Streuvels is ook een denker. Volgens Prof. van der Leeuw kent de primitieve mens de historische tijd niet met zijn enkelvoudige gebeurtenissen. Alleen is reëel voor hem, alwat zich herhaalt. Alwat gebeurt is al gebeurd en zal nog gebeuren. Ook voor het kind krijgen de dingen alleen waarde, door herhaling. De tijd is voor de primitieve mens en voor het kind niet af te meten in de geschiedenis, maar in de mythe en in de natuur. Vindt men ook niet veel van die gedachten impliciet in Streuvels' werk, in Prutske bijvoorbeeld?

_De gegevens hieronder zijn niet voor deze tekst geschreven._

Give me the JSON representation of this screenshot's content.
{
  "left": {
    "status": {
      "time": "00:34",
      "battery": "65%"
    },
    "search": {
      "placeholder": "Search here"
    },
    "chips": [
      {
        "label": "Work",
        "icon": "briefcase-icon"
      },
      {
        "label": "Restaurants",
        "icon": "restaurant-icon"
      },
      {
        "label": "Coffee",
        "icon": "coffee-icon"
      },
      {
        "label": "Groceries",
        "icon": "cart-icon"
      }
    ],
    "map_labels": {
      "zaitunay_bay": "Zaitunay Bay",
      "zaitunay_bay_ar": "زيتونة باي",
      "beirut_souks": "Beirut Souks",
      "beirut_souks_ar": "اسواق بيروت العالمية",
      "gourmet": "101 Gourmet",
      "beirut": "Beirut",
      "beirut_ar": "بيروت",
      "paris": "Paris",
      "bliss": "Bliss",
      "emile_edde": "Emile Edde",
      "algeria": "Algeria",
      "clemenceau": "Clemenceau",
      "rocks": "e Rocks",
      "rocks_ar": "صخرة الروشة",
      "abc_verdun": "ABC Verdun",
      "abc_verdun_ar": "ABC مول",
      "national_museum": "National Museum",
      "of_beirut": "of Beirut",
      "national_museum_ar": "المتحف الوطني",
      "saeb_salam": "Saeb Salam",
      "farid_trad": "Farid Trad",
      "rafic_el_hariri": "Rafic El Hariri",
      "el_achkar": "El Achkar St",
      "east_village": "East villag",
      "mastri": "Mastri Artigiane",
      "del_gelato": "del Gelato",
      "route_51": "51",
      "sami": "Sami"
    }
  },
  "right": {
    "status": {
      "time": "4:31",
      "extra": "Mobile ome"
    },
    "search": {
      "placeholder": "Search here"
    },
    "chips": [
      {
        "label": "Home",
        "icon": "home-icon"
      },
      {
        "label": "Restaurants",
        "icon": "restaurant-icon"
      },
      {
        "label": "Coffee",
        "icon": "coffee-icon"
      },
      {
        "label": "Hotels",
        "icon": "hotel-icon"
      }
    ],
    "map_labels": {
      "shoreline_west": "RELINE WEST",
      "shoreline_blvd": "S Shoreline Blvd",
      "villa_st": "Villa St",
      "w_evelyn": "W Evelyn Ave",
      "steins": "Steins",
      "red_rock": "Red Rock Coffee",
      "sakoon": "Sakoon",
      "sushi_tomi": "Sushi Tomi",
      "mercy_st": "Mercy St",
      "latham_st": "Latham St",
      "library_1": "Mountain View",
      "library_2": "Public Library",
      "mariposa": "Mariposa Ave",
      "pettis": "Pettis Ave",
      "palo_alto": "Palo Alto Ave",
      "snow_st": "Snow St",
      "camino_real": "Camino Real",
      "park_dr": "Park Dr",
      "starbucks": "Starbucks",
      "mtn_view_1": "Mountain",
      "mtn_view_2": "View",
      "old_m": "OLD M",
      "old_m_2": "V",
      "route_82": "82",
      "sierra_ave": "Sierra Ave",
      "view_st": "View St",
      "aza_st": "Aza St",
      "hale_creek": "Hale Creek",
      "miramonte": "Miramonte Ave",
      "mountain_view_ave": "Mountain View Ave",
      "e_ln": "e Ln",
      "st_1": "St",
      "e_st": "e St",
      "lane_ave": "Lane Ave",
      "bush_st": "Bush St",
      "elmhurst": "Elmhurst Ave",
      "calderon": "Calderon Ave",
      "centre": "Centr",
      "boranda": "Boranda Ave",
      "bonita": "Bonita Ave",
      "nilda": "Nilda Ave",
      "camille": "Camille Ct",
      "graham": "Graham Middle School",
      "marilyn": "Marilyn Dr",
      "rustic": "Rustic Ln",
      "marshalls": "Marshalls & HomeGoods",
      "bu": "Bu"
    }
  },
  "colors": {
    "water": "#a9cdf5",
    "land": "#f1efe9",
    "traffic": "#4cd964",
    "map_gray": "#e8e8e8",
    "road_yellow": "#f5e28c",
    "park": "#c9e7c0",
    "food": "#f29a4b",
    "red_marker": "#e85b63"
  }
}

‘Welja, daar ons Heer alles kan, waarom zou hij dan niet meer levend worden, als hij gestorven is?’ Dat komt Prutske voor als l'évidence pure et simple. Maar het is volkomen nutteloos verder door te redeneren over het onderscheid tussen een gebeurtenis zelf, en de verjaring van diezelfde gebeurtenis. Prutske blijft bij de mening, dat alle dingen op een gegeven datum, en op een bepaald uur opnieuw gebeuren. Want ook de goddelijke gebeurtenissen zijn in Prutske's begrip verbonden met het raderwerk van de cosmische elementen: het dagelijks opkomen en ondergaan van de zon, de vierwekelijkse wenteling van de maan, het jaarlijks verloop van de seizoenen. Die sfeer van het kind is dezelfde cosmische, mythische geest van de primitieve boer, voor wie de natuur ‘de onmetelijke open ruimte is waarin het verleden en de toekomst in elkander loopen’. Streuvels vindt werkelijk door intuitie, wat sociologen en wijsgeren na jarenlange droge opzoeking hebben ontdekt. Zijn werken wekken in ons niet alleen een bewondering, maar meteen die vreemde belangstelling die wij opdoen telkens een groot kunstenaar ons iets leert en ons laat denken.